第21話 「認められるということ」
……五年前。
後に過去最大の悲劇と語られる竜種襲撃は突然に起きた。
生きる天災とも揶揄されるそれは、なんの前触れもなく、空から突然に落ち、突然に現れたそいつは逃げ惑う人々を踏み潰し、喰らい、焼き払う。
竜種が空から落ちてきたのだ。
竜が人々を殺していく様は、まさに地獄絵図だった。
もっとも国がその惨状を見過ごすわけもなく、すぐに討伐隊が組まれ、現地に派遣された。

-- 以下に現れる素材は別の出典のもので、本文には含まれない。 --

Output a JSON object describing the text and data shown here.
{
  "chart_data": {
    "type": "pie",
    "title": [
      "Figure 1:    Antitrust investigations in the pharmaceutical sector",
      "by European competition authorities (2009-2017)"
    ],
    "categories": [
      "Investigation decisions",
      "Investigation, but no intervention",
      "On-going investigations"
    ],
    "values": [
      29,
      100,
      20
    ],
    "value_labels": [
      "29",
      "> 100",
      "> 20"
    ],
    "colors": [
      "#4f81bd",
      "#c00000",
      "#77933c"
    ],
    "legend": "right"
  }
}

しかし、討伐隊が現地に着くまでに一時間が必要だった。
一時間もあれば、竜は人々を殺し尽くすだろう。
全滅は免れないかと思われた。
そんな時に立ち上がったのが、当時、最高位の魔導師であったニアの両親と上級魔導師で構成されたメイド隊だった。
一対十。
しかし、数では魔導師に軍配が上がったが、竜の前ではそんなのは無意味でしかない。
最高位の魔導師のニアの両親と上級魔導師で構成されたメイド隊をもってしても、竜の力には遠く及ばなかった。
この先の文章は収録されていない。